According to one close friend, K. refused to sue Davis, despite the advice of several friends, after a prominent Los Angeles attorney told her that Davis would ruin her. According to one state official. K. was allowed to continue her work under Davis from her home "because she refused to work in Davis's presence."
(Checchi's campaign should get a copy of the tape recording Davis left on K.'s home telephone, in which he offers no apology to K. but simply requests that she return to work, saying, "You know how I am."
Well, we do now Gray.
Of course, the problem is that Davis's only serious Democratic opponent, Checchi--though not missing obvious nuts or bolts like Davis--has also built his entire public life on a disturbing fabrication which throws into severe doubt his ability and worthiness to run California state government.
As a San Jose Mercury News writer and a New Times writer showed in recent exposes of Checchi's history at Northwest Airlines, Checchi's claims that he "saved" Northwest in a dramatic takeover in 1989, and that he deserves to be governor of California because he is a turnaround genius, are not supported by the facts.
Northwest was not, in fact, a troubled airline when Checchi--using inside information from his best college buddy who sat on Northwest's board of directors--dreamed up a plan for buying up Northwest stock with other investor's money and forcing Northwest into a position of selling the company to Checchi and pals. In fact, the company spiraled into trouble and near-bankruptcy under Checchi, requiring both major union concessions in 1993 and a huge government bail-out in 1992.
Yet Checci openly chortles about how he risked less than $10 million of his own money on the original $3.65 billion takeover deal, which has today made him a very rich man.
He is very, very proud and has every reason to be," insists Darry Sragow, Checchi's campaign manager.

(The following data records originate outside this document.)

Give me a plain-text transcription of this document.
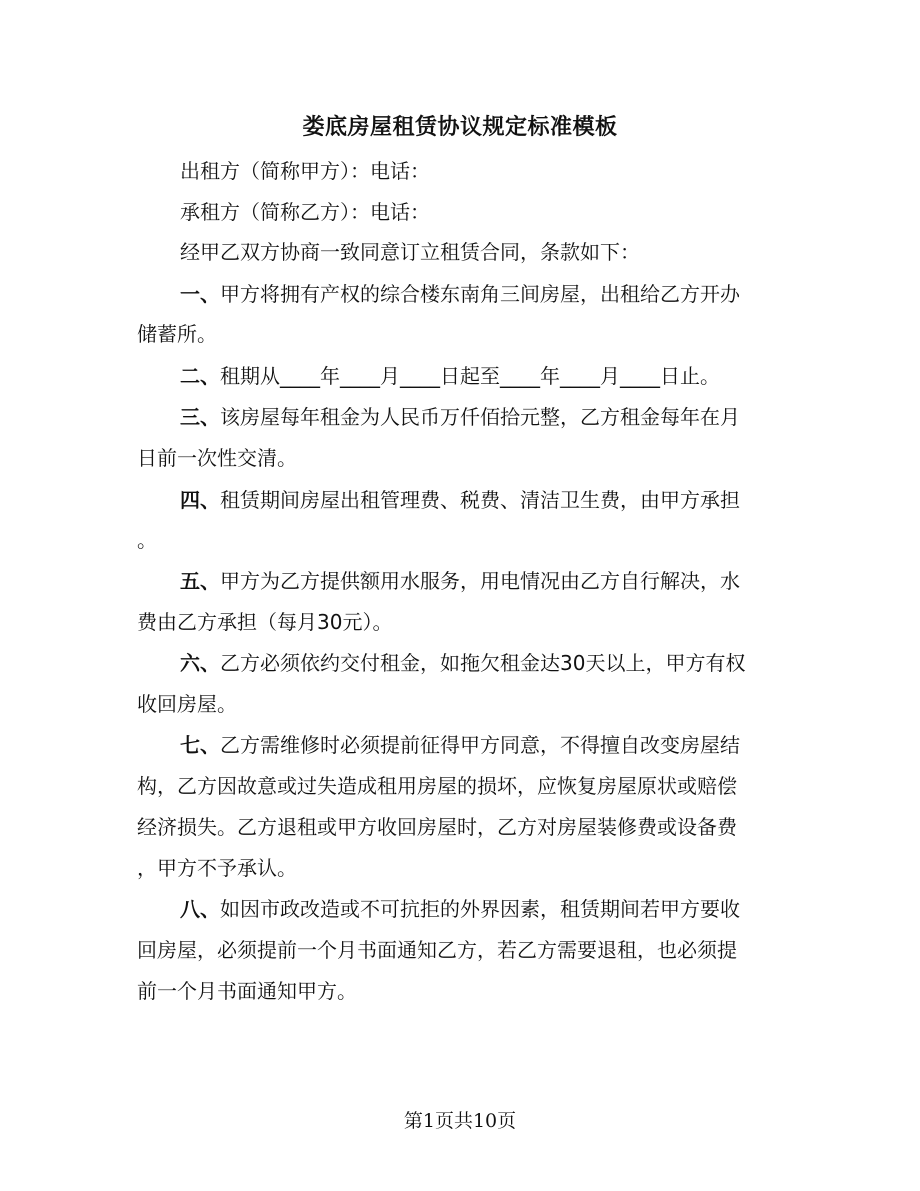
娄底房屋租赁协议规定标准模板
出租方（简称甲方）：电话：
承租方（简称乙方）：电话：
经甲乙双方协商一致同意订立租赁合同，条款如下：
一、甲方将拥有产权的综合楼东南角三间房屋，出租给乙方开办
储蓄所。
二、租期从____年____月____日起至____年____月____日止。
三、该房屋每年租金为人民币万仟佰拾元整，乙方租金每年在月
日前一次性交清。
四、租赁期间房屋出租管理费、税费、清洁卫生费，由甲方承担
。
五、甲方为乙方提供额用水服务，用电情况由乙方自行解决，水
费由乙方承担（每月30元）。
六、乙方必须依约交付租金，如拖欠租金达30天以上，甲方有权
收回房屋。
七、乙方需维修时必须提前征得甲方同意，不得擅自改变房屋结
构，乙方因故意或过失造成租用房屋的损坏，应恢复房屋原状或赔偿
经济损失。乙方退租或甲方收回房屋时，乙方对房屋装修费或设备费
，甲方不予承认。
八、如因市政改造或不可抗拒的外界因素，租赁期间若甲方要收
回房屋，必须提前一个月书面通知乙方，若乙方需要退租，也必须提
前一个月书面通知甲方。
第1页共10页
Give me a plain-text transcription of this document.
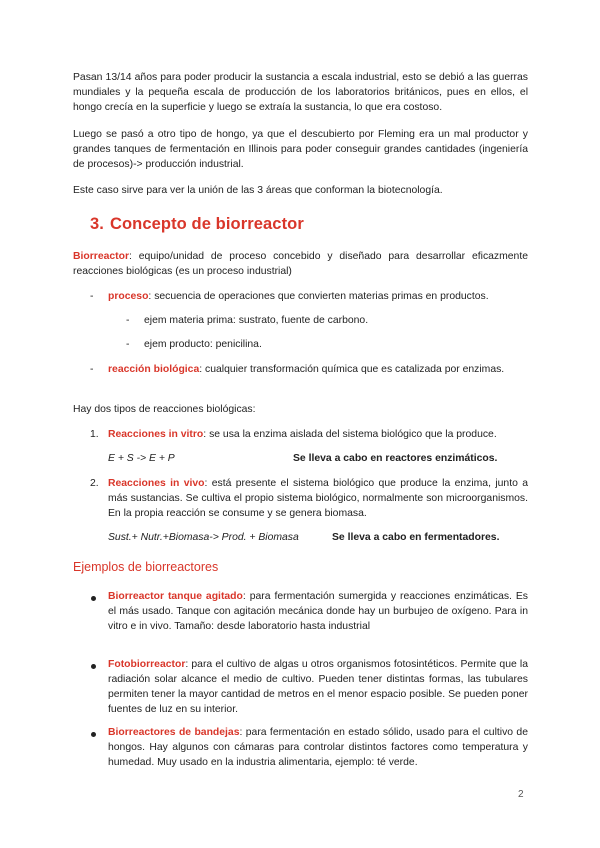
Pasan 13/14 años para poder producir la sustancia a escala industrial, esto se debió a las guerras mundiales y la pequeña escala de producción de los laboratorios británicos, pues en ellos, el hongo crecía en la superficie y luego se extraía la sustancia, lo que era costoso.

Luego se pasó a otro tipo de hongo, ya que el descubierto por Fleming era un mal productor y grandes tanques de fermentación en Illinois para poder conseguir grandes cantidades (ingeniería de procesos)-> producción industrial.

Este caso sirve para ver la unión de las 3 áreas que conforman la biotecnología.

3. Concepto de biorreactor

Biorreactor: equipo/unidad de proceso concebido y diseñado para desarrollar eficazmente reacciones biológicas (es un proceso industrial)

- proceso: secuencia de operaciones que convierten materias primas en productos.

- ejem materia prima: sustrato, fuente de carbono.

- ejem producto: penicilina.

- reacción biológica: cualquier transformación química que es catalizada por enzimas.

Hay dos tipos de reacciones biológicas:

1. Reacciones in vitro: se usa la enzima aislada del sistema biológico que la produce.

E + S -> E + P	Se lleva a cabo en reactores enzimáticos.
2. Reacciones in vivo: está presente el sistema biológico que produce la enzima, junto a más sustancias. Se cultiva el propio sistema biológico, normalmente son microorganismos. En la propia reacción se consume y se genera biomasa.

Sust.+ Nutr.+Biomasa-> Prod. + Biomasa	Se lleva a cabo en fermentadores.
Ejemplos de biorreactores

Biorreactor tanque agitado: para fermentación sumergida y reacciones enzimáticas. Es el más usado. Tanque con agitación mecánica donde hay un burbujeo de oxígeno. Para in vitro e in vivo. Tamaño: desde laboratorio hasta industrial

Fotobiorreactor: para el cultivo de algas u otros organismos fotosintéticos. Permite que la radiación solar alcance el medio de cultivo. Pueden tener distintas formas, las tubulares permiten tener la mayor cantidad de metros en el menor espacio posible. Se pueden poner fuentes de luz en su interior.

Biorreactores de bandejas: para fermentación en estado sólido, usado para el cultivo de hongos. Hay algunos con cámaras para controlar distintos factores como temperatura y humedad. Muy usado en la industria alimentaria, ejemplo: té verde.

2
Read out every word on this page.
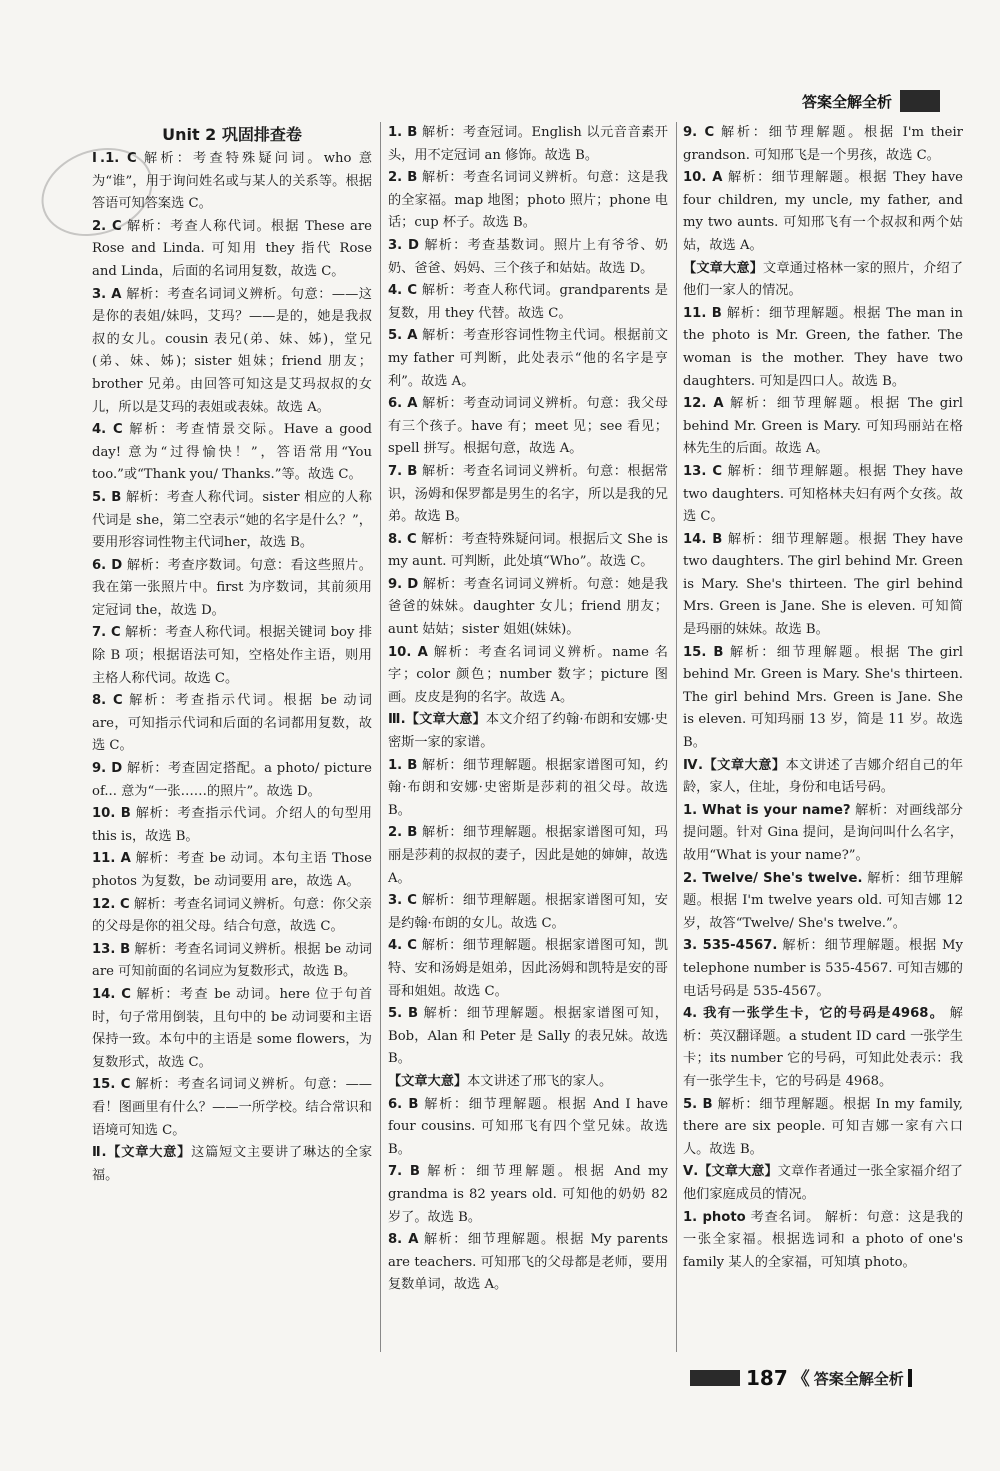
答案全解全析
Unit 2 巩固排查卷

Ⅰ.1. C 解析：考查特殊疑问词。who 意为“谁”，用于询问姓名或与某人的关系等。根据答语可知答案选 C。

2. C 解析：考查人称代词。根据 These are Rose and Linda. 可知用 they 指代 Rose and Linda，后面的名词用复数，故选 C。

3. A 解析：考查名词词义辨析。句意：——这是你的表姐/妹吗，艾玛？——是的，她是我叔叔的女儿。cousin 表兄(弟、妹、姊)，堂兄(弟、妹、姊)；sister 姐妹；friend 朋友；brother 兄弟。由回答可知这是艾玛叔叔的女儿，所以是艾玛的表姐或表妹。故选 A。

4. C 解析：考查情景交际。Have a good day! 意为“过得愉快！”，答语常用“You too.”或“Thank you/ Thanks.”等。故选 C。

5. B 解析：考查人称代词。sister 相应的人称代词是 she，第二空表示“她的名字是什么？”，要用形容词性物主代词her，故选 B。

6. D 解析：考查序数词。句意：看这些照片。我在第一张照片中。first 为序数词，其前须用定冠词 the，故选 D。

7. C 解析：考查人称代词。根据关键词 boy 排除 B 项；根据语法可知，空格处作主语，则用主格人称代词。故选 C。

8. C 解析：考查指示代词。根据 be 动词 are，可知指示代词和后面的名词都用复数，故选 C。

9. D 解析：考查固定搭配。a photo/ picture of... 意为“一张……的照片”。故选 D。

10. B 解析：考查指示代词。介绍人的句型用 this is，故选 B。

11. A 解析：考查 be 动词。本句主语 Those photos 为复数，be 动词要用 are，故选 A。

12. C 解析：考查名词词义辨析。句意：你父亲的父母是你的祖父母。结合句意，故选 C。

13. B 解析：考查名词词义辨析。根据 be 动词 are 可知前面的名词应为复数形式，故选 B。

14. C 解析：考查 be 动词。here 位于句首时，句子常用倒装，且句中的 be 动词要和主语保持一致。本句中的主语是 some flowers，为复数形式，故选 C。

15. C 解析：考查名词词义辨析。句意：——看！图画里有什么？——一所学校。结合常识和语境可知选 C。

Ⅱ.【文章大意】这篇短文主要讲了琳达的全家福。

1. B 解析：考查冠词。English 以元音音素开头，用不定冠词 an 修饰。故选 B。

2. B 解析：考查名词词义辨析。句意：这是我的全家福。map 地图；photo 照片；phone 电话；cup 杯子。故选 B。

3. D 解析：考查基数词。照片上有爷爷、奶奶、爸爸、妈妈、三个孩子和姑姑。故选 D。

4. C 解析：考查人称代词。grandparents 是复数，用 they 代替。故选 C。

5. A 解析：考查形容词性物主代词。根据前文 my father 可判断，此处表示“他的名字是亨利”。故选 A。

6. A 解析：考查动词词义辨析。句意：我父母有三个孩子。have 有；meet 见；see 看见；spell 拼写。根据句意，故选 A。

7. B 解析：考查名词词义辨析。句意：根据常识，汤姆和保罗都是男生的名字，所以是我的兄弟。故选 B。

8. C 解析：考查特殊疑问词。根据后文 She is my aunt. 可判断，此处填“Who”。故选 C。

9. D 解析：考查名词词义辨析。句意：她是我爸爸的妹妹。daughter 女儿；friend 朋友；aunt 姑姑；sister 姐姐(妹妹)。

10. A 解析：考查名词词义辨析。name 名字；color 颜色；number 数字；picture 图画。皮皮是狗的名字。故选 A。

Ⅲ.【文章大意】本文介绍了约翰·布朗和安娜·史密斯一家的家谱。

1. B 解析：细节理解题。根据家谱图可知，约翰·布朗和安娜·史密斯是莎莉的祖父母。故选 B。

2. B 解析：细节理解题。根据家谱图可知，玛丽是莎莉的叔叔的妻子，因此是她的婶婶，故选 A。

3. C 解析：细节理解题。根据家谱图可知，安是约翰·布朗的女儿。故选 C。

4. C 解析：细节理解题。根据家谱图可知，凯特、安和汤姆是姐弟，因此汤姆和凯特是安的哥哥和姐姐。故选 C。

5. B 解析：细节理解题。根据家谱图可知，Bob，Alan 和 Peter 是 Sally 的表兄妹。故选 B。

【文章大意】本文讲述了邢飞的家人。

6. B 解析：细节理解题。根据 And I have four cousins. 可知邢飞有四个堂兄妹。故选 B。

7. B 解析：细节理解题。根据 And my grandma is 82 years old. 可知他的奶奶 82 岁了。故选 B。

8. A 解析：细节理解题。根据 My parents are teachers. 可知邢飞的父母都是老师，要用复数单词，故选 A。

9. C 解析：细节理解题。根据 I'm their grandson. 可知邢飞是一个男孩，故选 C。

10. A 解析：细节理解题。根据 They have four children, my uncle, my father, and my two aunts. 可知邢飞有一个叔叔和两个姑姑，故选 A。

【文章大意】文章通过格林一家的照片，介绍了他们一家人的情况。

11. B 解析：细节理解题。根据 The man in the photo is Mr. Green, the father. The woman is the mother. They have two daughters. 可知是四口人。故选 B。

12. A 解析：细节理解题。根据 The girl behind Mr. Green is Mary. 可知玛丽站在格林先生的后面。故选 A。

13. C 解析：细节理解题。根据 They have two daughters. 可知格林夫妇有两个女孩。故选 C。

14. B 解析：细节理解题。根据 They have two daughters. The girl behind Mr. Green is Mary. She's thirteen. The girl behind Mrs. Green is Jane. She is eleven. 可知简是玛丽的妹妹。故选 B。

15. B 解析：细节理解题。根据 The girl behind Mr. Green is Mary. She's thirteen. The girl behind Mrs. Green is Jane. She is eleven. 可知玛丽 13 岁，简是 11 岁。故选 B。

Ⅳ.【文章大意】本文讲述了吉娜介绍自己的年龄，家人，住址，身份和电话号码。

1. What is your name? 解析：对画线部分提问题。针对 Gina 提问，是询问叫什么名字，故用“What is your name?”。

2. Twelve/ She's twelve. 解析：细节理解题。根据 I'm twelve years old. 可知吉娜 12 岁，故答“Twelve/ She's twelve.”。

3. 535-4567. 解析：细节理解题。根据 My telephone number is 535-4567. 可知吉娜的电话号码是 535-4567。

4. 我有一张学生卡，它的号码是4968。 解析：英汉翻译题。a student ID card 一张学生卡；its number 它的号码，可知此处表示：我有一张学生卡，它的号码是 4968。

5. B 解析：细节理解题。根据 In my family, there are six people. 可知吉娜一家有六口人。故选 B。

Ⅴ.【文章大意】文章作者通过一张全家福介绍了他们家庭成员的情况。

1. photo 考查名词。 解析：句意：这是我的一张全家福。根据选词和 a photo of one's family 某人的全家福，可知填 photo。

187 《 答案全解全析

With two men running for governor who are so willing to gloss over their questionable histories, the unsettling tradition of "opposition research" may play a more critical role than ever in the history of this race. (Op Research, if you're not a cynic in the know, is the practice of hiring political assassins to dig up dirt. The damaging info is: A) widely broadcast or B) dangled in private before the offending candidate as a way to silence that candidate on a major issue on which they have been personally compromised.
Garry South, the talented campaign manager hired by Davis, has hired op research whiz Ace Smith (I'm not kidding about that name) who operates his assassin outfit from the Bay Area. Darry Sragow, the inspired campaign manager hired by Checchi, has hired the Berkeley and Houston firm of Rice and Veroga.
I asked both camp if they intend to go after the really Big Lies both men are relying upon: Gray as the mild-mannered man of decency, Checchi as the savvy savior of troubled institutions.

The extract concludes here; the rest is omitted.